To much detail about surroundings, landscapes etc. These are sisters ages from 80 to 95 there should have been more of a story line about each individual's life.
I kept waiting for the book to get better...wanting it to get better. It had potential, but lacked entertainment. The ending was abrupt and left me wanting.
The Girls by Helen Yglesias is about Jenny's trip from Bangor Maine to Miami Florida to be with her older sisters as they prepare for Naomi's death. The women range in age from eight to ninety-five.
The blurb in the book jacket says the book is here to fill the gap in contemporary fiction where there are no older woman as characters except as stock characters: the indulgent grandmother, the wicked witch and so forth. While that may have been the goal, I don't think The Girls succeeds.
My first problem I have is with their extreme age. I realize women do tend to live longer than men (and the brothers and husbands are all deceased) but it their age ranges just didn't seem believable for all they are doing. It seems to be trope in fiction that where there is one old character, he or she must come from a large and close family. The sisters from this book fall into that trope. Having Jenny coming to visit one, maybe two sisters, it would have been more believable than having a family reunion of four.
The second problem is Naomi's cancer. The odd thing about cancer is that the younger you are the more deadly it is. New, healthy cells mutate more in the presence of cancer than old and infirm ones do. Naomi at ninety five, may very well have breast cancer but it wouldn't be as well spread through body as it's described. Again, if all the sisters were fifteen to twenty years younger, the cancer would be a real and believable family tragedy.
The third problem is their attitude. I realize Helen Ygelsias was trying to create realistic older women by avoiding making them the old dearies that so often show up in fiction. Unfortunately she goes overboard in the other direction. For the entire book they bitch and mouth off at the world. They are rude. They are crude. They are bigoted. If the sisters hate the ethnic diversity of Miami so much why the hell are they still living there? Jenny is the only who can legitimately complain as she's the outsider. And complain she does, from the very first page to the very last page.
The only character I connected with at all and who truly struck me as a believable character was Eva. She's under medical treatment for something and the medicine has affected her appearance and her mental cognition. Despite all of this she's actually the nicest of the sisters. She genuinely cares for them and worries about them (although many of her worries are delusions).
While The Girls is a noble attempt at writing literary fiction with older women for an older audience I don't think it works.
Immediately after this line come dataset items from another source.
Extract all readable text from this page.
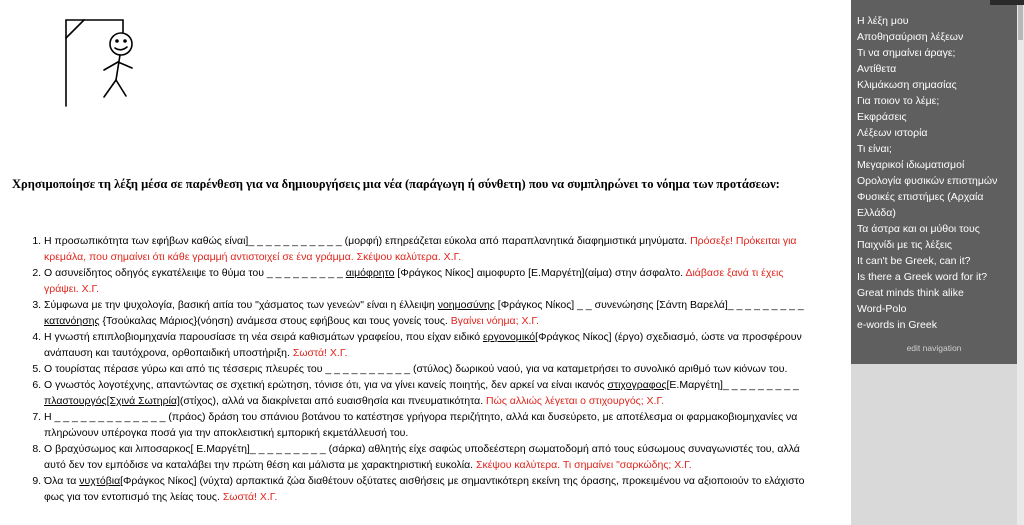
Χρησιμοποίησε τη λέξη μέσα σε παρένθεση για να δημιουργήσεις μια νέα (παράγωγη ή σύνθετη) που να συμπληρώνει το νόημα των προτάσεων:

1. Η προσωπικότητα των εφήβων καθώς είναι]_ _ _ _ _ _ _ _ _ _ _ (μορφή) επηρεάζεται εύκολα από παραπλανητικά διαφημιστικά μηνύματα. Πρόσεξε! Πρόκειται για κρεμάλα, που σημαίνει ότι κάθε γραμμή αντιστοιχεί σε ένα γράμμα. Σκέψου καλύτερα. Χ.Γ.
2. Ο ασυνείδητος οδηγός εγκατέλειψε το θύμα του _ _ _ _ _ _ _ _ _ αιμόφρητο [Φράγκος Νίκος] αιμοφυρτο [Ε.Μαργέτη](αίμα) στην άσφαλτο. Διάβασε ξανά τι έχεις γράψει. Χ.Γ.
3. Σύμφωνα με την ψυχολογία, βασική αιτία του "χάσματος των γενεών" είναι η έλλειψη νοημοσύνης [Φράγκος Νίκος] _ _ συνενώησης [Σάντη Βαρελά]_ _ _ _ _ _ _ _ _ κατανόησης {Τσούκαλας Μάριος}(νόηση) ανάμεσα στους εφήβους και τους γονείς τους. Βγαίνει νόημα; Χ.Γ.
4. Η γνωστή επιπλοβιομηχανία παρουσίασε τη νέα σειρά καθισμάτων γραφείου, που είχαν ειδικό εργονομικό[Φράγκος Νίκος] (έργο) σχεδιασμό, ώστε να προσφέρουν ανάπαυση και ταυτόχρονα, ορθοπαιδική υποστήριξη. Σωστά! Χ.Γ.
5. Ο τουρίστας πέρασε γύρω και από τις τέσσερις πλευρές του _ _ _ _ _ _ _ _ _ _ (στύλος) δωρικού ναού, για να καταμετρήσει το συνολικό αριθμό των κιόνων του.
6. Ο γνωστός λογοτέχνης, απαντώντας σε σχετική ερώτηση, τόνισε ότι, για να γίνει κανείς ποιητής, δεν αρκεί να είναι ικανός στιχογραφος[Ε.Μαργέτη]_ _ _ _ _ _ _ _ _ πλαστουργός[Σχινά Σωτηρία](στίχος), αλλά να διακρίνεται από ευαισθησία και πνευματικότητα. Πώς αλλιώς λέγεται ο στιχουργός; Χ.Γ.
7. Η _ _ _ _ _ _ _ _ _ _ _ _ _ (πράος) δράση του σπάνιου βοτάνου το κατέστησε γρήγορα περιζήτητο, αλλά και δυσεύρετο, με αποτέλεσμα οι φαρμακοβιομηχανίες να πληρώνουν υπέρογκα ποσά για την αποκλειστική εμπορική εκμετάλλευσή του.
8. Ο βραχύσωμος και λιποσαρκος[ Ε.Μαργέτη]_ _ _ _ _ _ _ _ _ (σάρκα) αθλητής είχε σαφώς υποδεέστερη σωματοδομή από τους εύσωμους συναγωνιστές του, αλλά αυτό δεν τον εμπόδισε να καταλάβει την πρώτη θέση και μάλιστα με χαρακτηριστική ευκολία. Σκέψου καλύτερα. Τι σημαίνει "σαρκώδης; Χ.Γ.
9. Όλα τα νυχτόβια[Φράγκος Νίκος] (νύχτα) αρπακτικά ζώα διαθέτουν οξύτατες αισθήσεις με σημαντικότερη εκείνη της όρασης, προκειμένου να αξιοποιούν το ελάχιστο φως για τον εντοπισμό της λείας τους. Σωστά! Χ.Γ.
Η λέξη μου
Αποθησαύριση λέξεων
Τι να σημαίνει άραγε;
Αντίθετα
Κλιμάκωση σημασίας
Για ποιον το λέμε;
Εκφράσεις
Λέξεων ιστορία
Τι είναι;
Μεγαρικοί ιδιωματισμοί
Ορολογία φυσικών επιστημών
Φυσικές επιστήμες (Αρχαία Ελλάδα)
Τα άστρα και οι μύθοι τους
Παιχνίδι με τις λέξεις
It can't be Greek, can it?
Is there a Greek word for it?
Great minds think alike
Word-Polo
e-words in Greek
edit navigation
Really wanted to like this, but could not. The ladies all had stories which I hoped to hear, but what we get is kvetching and residue from their lifelong squabbles, mostly without sufficient context to follow on its endless meander through Miami. Made me long for the dying already. Just like their kids and grand kids. Oy, that is sad. I get it that people don't improve with age and illness. I was hoping the encounters with each other would reveal something more engaging about the sisters' strong bonds, which after all is where we enter the story. Their grief is skirted about, interrupted at every turn and overwritten by nonsense that can only lead to hair-pulling. Frustration is what I took away. The girls' solution to their pain apparently is a mani-pedi to make it all better. At best they sing. That is the reader's sign that the talking is over and off they go to bravely face their transitions. Grim. And not funny. And since when did Miami become so relentlessly heartless, soulless, loud and dirty? Obnoxious it may be but it has it's charms too, which were not found here. Even sad, whiny old Jewish (or fill in the blank) ladies are more interesting and embraceable than this snap shot portrays. I will stop whining now. Time for a nap.